Ana Marie Cox edits Olivia Nuzzi. This is a masterclass in deep reading and compassionate feedback.
Life is never cleanly sorted into victims and villains. You can be both. People and events wounded you, and you’ve written around that pain in metaphor, circling it rather than naming it or taking us through it. Give us the scenes. Give us the exact words. Show us what happened rather than relying on the feeling-memory alone. Don’t aim for readers to sympathize with you; tell them in detail (Quotes! Actions! Sensations!) what you went through, and trust that it was bad enough (it was) that you don’t need to persuade them. Maybe they’ll sympathize. Maybe they won’t. They will respect you for the clarity.

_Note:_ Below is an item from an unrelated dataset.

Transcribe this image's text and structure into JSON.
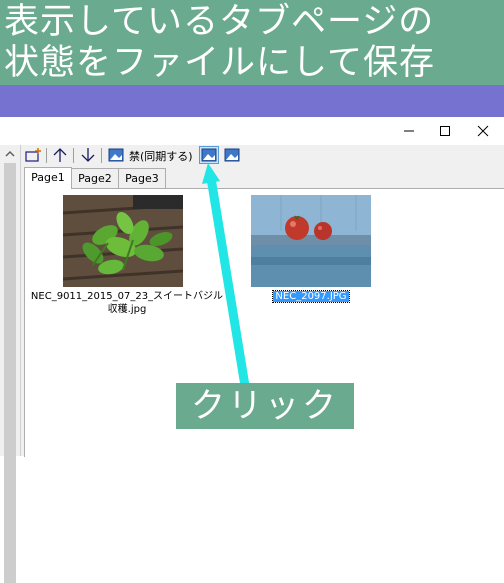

There’s one moment in the excerpt where the lyricism falls away—when you move from the symbolic to the literal and describe your numbness in the body (“my chest, my spine, behind my belly button”), and then reveal the presence of the gun. It is the most unadorned, direct piece of writing in the whole chapter: no myth, no monster-language, no fire, no national allegory. No metaphor. Just the fact of the gun, and the fact of your blankness. That’s the level of clarity the rest of the book needs. Not more pain, not more confession—just the courage to stay literal when the stakes are highest. That’s where the truth is.